De pronto, sin advertencia alguna, Susana soltó el remo con expresión asqueada. José seguía remando sin embargo, sudando a la luz del crepúsculo que se acercaba inexorable, y el bote empezó a dar vueltas sobre sí mismo.

– Ya está -dijo ella- ya está.

Pero José continuó todavía un rato más hasta que también él cejó en el empeño. Resoplaba pesadamente, exhausto por la emoción y el esfuerzo. Los gritos y alaridos de los zombis quedaban ahora lejos, y el ruido del agua golpeando mansamente las paredes de la barca llegó hasta sus oídos, reparador como el sonido de una suave música.

Y entonces, de nuevo sin aviso previo, se buscaron y se abrazaron con una fuerza desmedida, como si pudieran mitigar el dolor apretándose el uno contra el otro. Permanecieron así llorando en silencio, mecidos por las rítmicas olas y compartiendo su dolor durante algunos minutos. A medida que la oscuridad ganaba terreno, unas gaviotas cantaron brevemente como despidiendo los últimos vestigios de luz, y en sus corazones la tristeza se mezcló furiosamente con la rabia, la desesperanza y la perplejidad, un amargo crisol que hacía temblar todos los cimientos de sus almas.

La noche cayó, fría y húmeda, y los encontró a ambos todavía fundidos en un abrazo. No habían intercambiado ni una sola palabra; no hacía falta. Finalmente, fue José el que se separó de ella. Se aclaró la garganta con un ronco carraspeo antes de hablar.

– Volvamos a casa. Volvamos.

Y Susana, sin saber que el lugar que había llamado hogar en los últimos meses ya no existía, asintió en silencio.

28. Isabel y la casa del miedo

Cuando tras muchas horas inconsciente abrió los ojos de nuevo, se sobresaltó al instante. El techo era alto, y las molduras tenían talladas en sus bordes finísimas filigranas. En el centro, por encima de ella, había una hermosa lámpara dorada llena de pequeños cristales que hacían que la luz centellease sutilmente, pero la veía a través de una especie de tela traslúcida que parecía una suerte de gasa con la textura de la seda. Era el dosel de la cama en la que estaba tendida, cubierta con blancos de seiscientos hilos.
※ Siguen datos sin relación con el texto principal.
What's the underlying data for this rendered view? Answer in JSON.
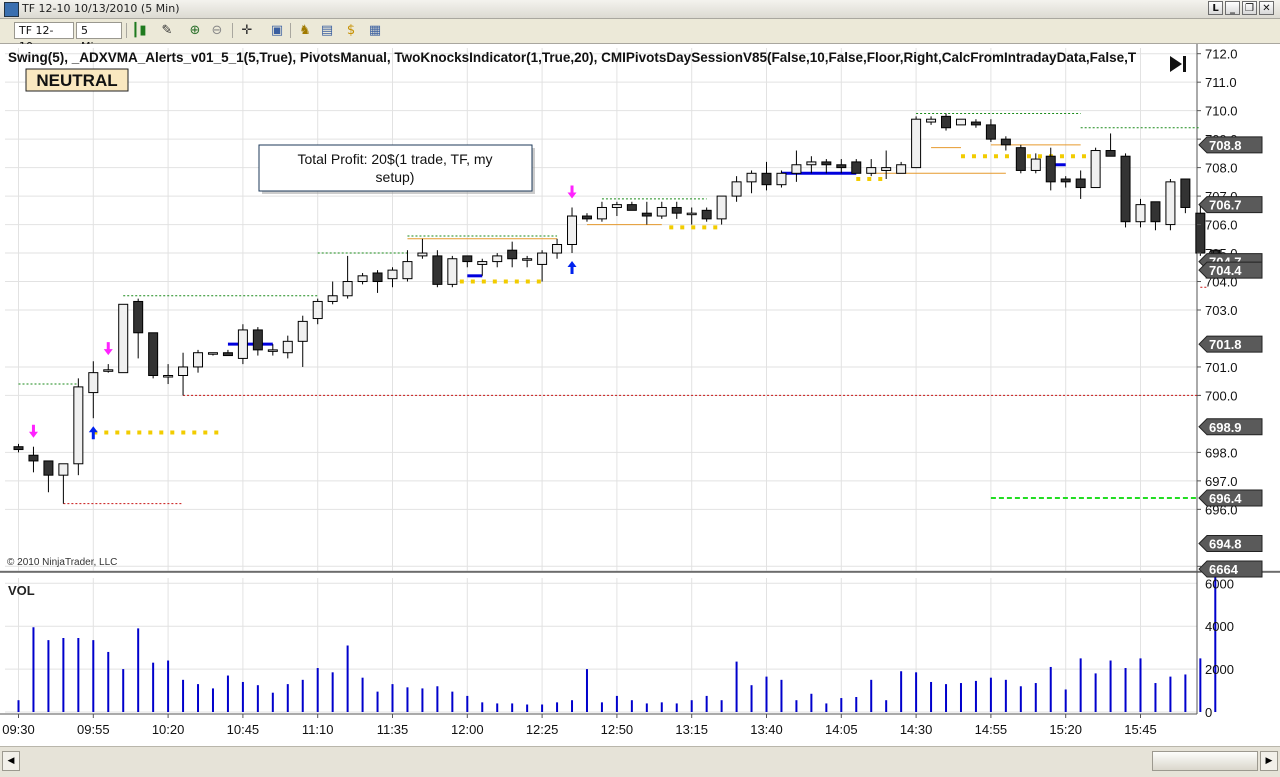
{
  "window": {
    "title": "TF 12-10  10/13/2010 (5 Min)",
    "buttons": [
      "L",
      "_",
      "❐",
      "✕"
    ]
  },
  "toolbar": {
    "instrument": "TF 12-10",
    "interval": "5 Min",
    "icons": [
      "bar-chart-icon",
      "pencil-icon",
      "zoom-in-icon",
      "zoom-out-icon",
      "crosshair-icon",
      "properties-icon",
      "strategy-icon",
      "chart-trader-icon",
      "dollar-icon",
      "data-box-icon"
    ]
  },
  "chart_data": {
    "type": "candlestick",
    "indicator_line": "Swing(5),  _ADXVMA_Alerts_v01_5_1(5,True),  PivotsManual,  TwoKnocksIndicator(1,True,20),  CMIPivotsDaySessionV85(False,10,False,Floor,Right,CalcFromIntradayData,False,T",
    "state_badge": "NEUTRAL",
    "copyright": "© 2010 NinjaTrader, LLC",
    "annotation": "Total Profit: 20$(1 trade, TF, my setup)",
    "vol_label": "VOL",
    "price_ylim": [
      693.8,
      712.2
    ],
    "price_ticks": [
      "694.0",
      "696.0",
      "697.0",
      "698.0",
      "700.0",
      "701.0",
      "703.0",
      "704.0",
      "705.0",
      "706.0",
      "707.0",
      "708.0",
      "709.0",
      "710.0",
      "711.0",
      "712.0"
    ],
    "price_tick_values": [
      694,
      696,
      697,
      698,
      700,
      701,
      703,
      704,
      705,
      706,
      707,
      708,
      709,
      710,
      711,
      712
    ],
    "price_markers": [
      {
        "label": "708.8",
        "value": 708.8
      },
      {
        "label": "706.7",
        "value": 706.7
      },
      {
        "label": "704.7",
        "value": 704.7
      },
      {
        "label": "704.4",
        "value": 704.4
      },
      {
        "label": "701.8",
        "value": 701.8
      },
      {
        "label": "698.9",
        "value": 698.9
      },
      {
        "label": "696.4",
        "value": 696.4
      },
      {
        "label": "694.8",
        "value": 694.8
      }
    ],
    "vol_ticks": [
      "0",
      "2000",
      "4000",
      "6000"
    ],
    "vol_tick_values": [
      0,
      2000,
      4000,
      6000
    ],
    "vol_ylim": [
      0,
      6900
    ],
    "vol_marker": {
      "label": "6664",
      "value": 6664
    },
    "x_tick_labels": [
      "09:30",
      "09:55",
      "10:20",
      "10:45",
      "11:10",
      "11:35",
      "12:00",
      "12:25",
      "12:50",
      "13:15",
      "13:40",
      "14:05",
      "14:30",
      "14:55",
      "15:20",
      "15:45"
    ],
    "x_tick_bar_index": [
      0,
      5,
      10,
      15,
      20,
      25,
      30,
      35,
      40,
      45,
      50,
      55,
      60,
      65,
      70,
      75
    ],
    "ohlc": [
      [
        698.2,
        698.3,
        698.0,
        698.1
      ],
      [
        697.9,
        698.2,
        697.3,
        697.7
      ],
      [
        697.7,
        697.7,
        696.6,
        697.2
      ],
      [
        697.2,
        697.6,
        696.2,
        697.6
      ],
      [
        697.6,
        700.6,
        697.2,
        700.3
      ],
      [
        700.1,
        701.2,
        699.2,
        700.8
      ],
      [
        700.9,
        701.1,
        700.8,
        700.9
      ],
      [
        700.8,
        703.2,
        700.8,
        703.2
      ],
      [
        703.3,
        703.4,
        701.3,
        702.2
      ],
      [
        702.2,
        702.2,
        700.6,
        700.7
      ],
      [
        700.7,
        701.1,
        700.4,
        700.7
      ],
      [
        700.7,
        701.5,
        700.0,
        701.0
      ],
      [
        701.0,
        701.6,
        700.8,
        701.5
      ],
      [
        701.5,
        701.5,
        701.4,
        701.5
      ],
      [
        701.5,
        701.6,
        701.4,
        701.4
      ],
      [
        701.3,
        702.5,
        701.1,
        702.3
      ],
      [
        702.3,
        702.4,
        701.4,
        701.6
      ],
      [
        701.6,
        701.8,
        701.4,
        701.6
      ],
      [
        701.5,
        702.1,
        701.3,
        701.9
      ],
      [
        701.9,
        702.8,
        701.0,
        702.6
      ],
      [
        702.7,
        703.4,
        702.5,
        703.3
      ],
      [
        703.3,
        704.0,
        703.2,
        703.5
      ],
      [
        703.5,
        704.9,
        703.4,
        704.0
      ],
      [
        704.0,
        704.3,
        703.9,
        704.2
      ],
      [
        704.3,
        704.4,
        703.6,
        704.0
      ],
      [
        704.1,
        704.5,
        703.8,
        704.4
      ],
      [
        704.1,
        705.1,
        704.0,
        704.7
      ],
      [
        704.9,
        705.5,
        704.8,
        705.0
      ],
      [
        704.9,
        705.1,
        703.8,
        703.9
      ],
      [
        703.9,
        704.9,
        703.8,
        704.8
      ],
      [
        704.9,
        704.9,
        704.5,
        704.7
      ],
      [
        704.6,
        704.8,
        704.2,
        704.7
      ],
      [
        704.7,
        705.0,
        704.5,
        704.9
      ],
      [
        705.1,
        705.4,
        704.5,
        704.8
      ],
      [
        704.8,
        704.9,
        704.5,
        704.8
      ],
      [
        704.6,
        705.1,
        704.0,
        705.0
      ],
      [
        705.0,
        705.5,
        704.8,
        705.3
      ],
      [
        705.3,
        706.6,
        705.0,
        706.3
      ],
      [
        706.3,
        706.4,
        706.1,
        706.2
      ],
      [
        706.2,
        706.8,
        706.1,
        706.6
      ],
      [
        706.6,
        706.8,
        706.3,
        706.7
      ],
      [
        706.7,
        706.8,
        706.5,
        706.5
      ],
      [
        706.4,
        706.8,
        706.0,
        706.3
      ],
      [
        706.3,
        706.8,
        706.2,
        706.6
      ],
      [
        706.6,
        706.8,
        706.2,
        706.4
      ],
      [
        706.4,
        706.6,
        706.0,
        706.4
      ],
      [
        706.5,
        706.6,
        706.1,
        706.2
      ],
      [
        706.2,
        707.0,
        706.0,
        707.0
      ],
      [
        707.0,
        707.7,
        706.8,
        707.5
      ],
      [
        707.5,
        707.9,
        707.1,
        707.8
      ],
      [
        707.8,
        708.2,
        707.2,
        707.4
      ],
      [
        707.4,
        707.9,
        707.3,
        707.8
      ],
      [
        707.8,
        708.6,
        707.5,
        708.1
      ],
      [
        708.1,
        708.4,
        707.8,
        708.2
      ],
      [
        708.2,
        708.3,
        707.8,
        708.1
      ],
      [
        708.1,
        708.3,
        707.8,
        708.0
      ],
      [
        708.2,
        708.3,
        707.8,
        707.8
      ],
      [
        707.8,
        708.3,
        707.7,
        708.0
      ],
      [
        707.9,
        708.6,
        707.6,
        708.0
      ],
      [
        707.8,
        708.2,
        707.8,
        708.1
      ],
      [
        708.0,
        709.8,
        708.0,
        709.7
      ],
      [
        709.6,
        709.8,
        709.5,
        709.7
      ],
      [
        709.8,
        709.9,
        709.3,
        709.4
      ],
      [
        709.5,
        709.7,
        709.5,
        709.7
      ],
      [
        709.6,
        709.7,
        709.4,
        709.5
      ],
      [
        709.5,
        709.7,
        708.9,
        709.0
      ],
      [
        709.0,
        709.1,
        708.6,
        708.8
      ],
      [
        708.7,
        708.8,
        707.8,
        707.9
      ],
      [
        707.9,
        708.5,
        707.8,
        708.3
      ],
      [
        708.4,
        708.7,
        707.2,
        707.5
      ],
      [
        707.6,
        707.7,
        707.3,
        707.5
      ],
      [
        707.6,
        707.9,
        706.9,
        707.3
      ],
      [
        707.3,
        708.7,
        707.3,
        708.6
      ],
      [
        708.6,
        709.2,
        708.5,
        708.4
      ],
      [
        708.4,
        708.5,
        705.9,
        706.1
      ],
      [
        706.1,
        706.9,
        705.9,
        706.7
      ],
      [
        706.8,
        706.8,
        705.8,
        706.1
      ],
      [
        706.0,
        707.6,
        705.8,
        707.5
      ],
      [
        707.6,
        707.6,
        706.4,
        706.6
      ],
      [
        706.4,
        706.7,
        704.9,
        705.0
      ],
      [
        705.1,
        705.1,
        704.1,
        704.4
      ]
    ],
    "volume": [
      550,
      3950,
      3350,
      3450,
      3450,
      3350,
      2800,
      2000,
      3900,
      2300,
      2400,
      1500,
      1300,
      1100,
      1700,
      1400,
      1250,
      900,
      1300,
      1500,
      2050,
      1850,
      3100,
      1600,
      950,
      1300,
      1150,
      1100,
      1200,
      950,
      750,
      450,
      400,
      400,
      350,
      350,
      450,
      550,
      2000,
      450,
      750,
      550,
      400,
      450,
      400,
      550,
      750,
      550,
      2350,
      1250,
      1650,
      1500,
      550,
      850,
      400,
      650,
      700,
      1500,
      550,
      1900,
      1850,
      1400,
      1300,
      1350,
      1450,
      1600,
      1500,
      1200,
      1350,
      2100,
      1050,
      2500,
      1800,
      2400,
      2050,
      2500,
      1350,
      1650,
      1750,
      2500,
      6664
    ],
    "swing_highs": [
      {
        "value": 700.4,
        "from": 0,
        "to": 4
      },
      {
        "value": 703.5,
        "from": 7,
        "to": 20
      },
      {
        "value": 705.0,
        "from": 20,
        "to": 26
      },
      {
        "value": 705.6,
        "from": 26,
        "to": 36
      },
      {
        "value": 706.9,
        "from": 39,
        "to": 46
      },
      {
        "value": 709.9,
        "from": 60,
        "to": 71
      },
      {
        "value": 709.4,
        "from": 71,
        "to": 79
      }
    ],
    "swing_lows": [
      {
        "value": 696.2,
        "from": 3,
        "to": 11
      },
      {
        "value": 700.0,
        "from": 11,
        "to": 79
      },
      {
        "value": 703.8,
        "from": 79,
        "to": 79.5
      }
    ],
    "pivot_line": {
      "value": 696.4,
      "from": 65,
      "to": 79.2
    },
    "yellow_dots": [
      {
        "value": 698.7,
        "from": 5,
        "to": 13.5
      },
      {
        "value": 704.0,
        "from": 29.5,
        "to": 35
      },
      {
        "value": 705.9,
        "from": 43.5,
        "to": 47
      },
      {
        "value": 707.6,
        "from": 56,
        "to": 58
      },
      {
        "value": 708.4,
        "from": 63,
        "to": 72
      }
    ],
    "orange_levels": [
      {
        "value": 705.5,
        "from": 26,
        "to": 36
      },
      {
        "value": 706.0,
        "from": 38,
        "to": 43
      },
      {
        "value": 707.8,
        "from": 57,
        "to": 66
      },
      {
        "value": 708.7,
        "from": 61,
        "to": 63
      },
      {
        "value": 708.8,
        "from": 65,
        "to": 71
      }
    ],
    "blue_segments": [
      {
        "value": 701.8,
        "from": 14,
        "to": 17
      },
      {
        "value": 704.2,
        "from": 30,
        "to": 31
      },
      {
        "value": 707.8,
        "from": 51,
        "to": 56
      },
      {
        "value": 708.1,
        "from": 69,
        "to": 70
      }
    ],
    "sell_arrows": [
      1,
      6,
      37
    ],
    "buy_arrows": [
      5,
      37
    ]
  }
}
Se incorporó, sobresaltada, y la suntuosa estancia en la que estaba se abrió ante ella. La habitación era espaciosa y de estilo imperial; todos los muebles eran antiguos, en particular un fascinante buró de caoba con detalles en piel y acero. Justo encima había un enorme tapiz que representaba una escena de la Mitología griega en la que Ariadna recorría los pasillos del laberinto de Minos. Los suelos eran de mármol blanco Macael, recorridos por una cenefa oscura que bordeaba la estancia, y en las ventanas colgaban cortinas de café pintadas a mano, de Bougeois.
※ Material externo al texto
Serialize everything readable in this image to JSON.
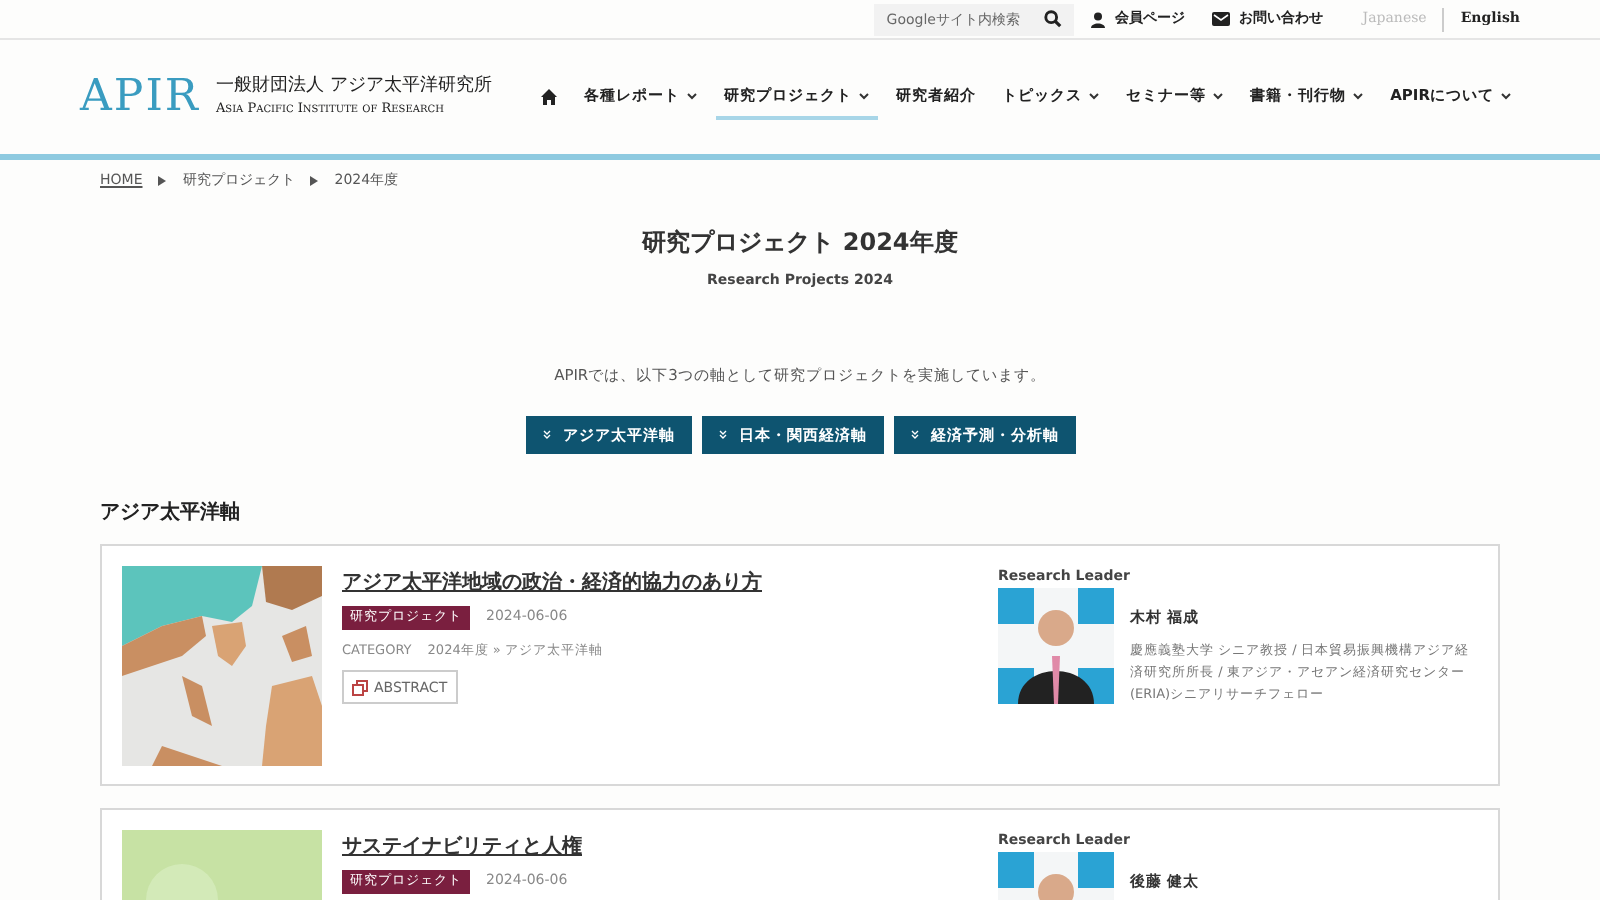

Pero, ¿dónde estaba? Había estado trabajando en el huerto después de dar un paseo con Moses, de eso estaba segura, pero ¿y después? Se miró las manos y las olisqueó furtivamente. Los guantes de trabajo habían desaparecido, pero todavía podía percibir el olor a tierra húmeda y fértil. No se equivocaba.
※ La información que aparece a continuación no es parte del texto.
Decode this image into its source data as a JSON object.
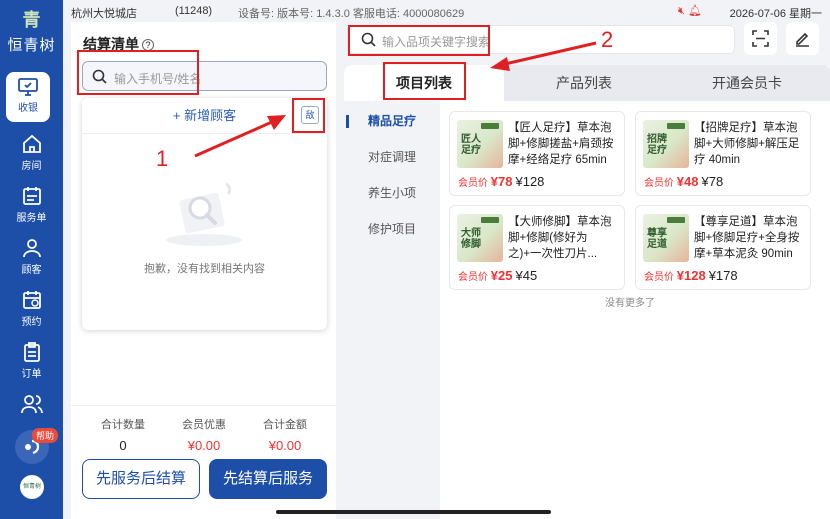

Bajó de la cama experimentando una extraña sensación de estar involucrada en alguna clase de sueño. Era como si todo el horror zombi se hubiese alejado. La estancia era en verdad muy bella, y las luces indirectas que provenían de unas lujosas lámparas de Tiffany le daban una luz cálida y de algún modo hogareña.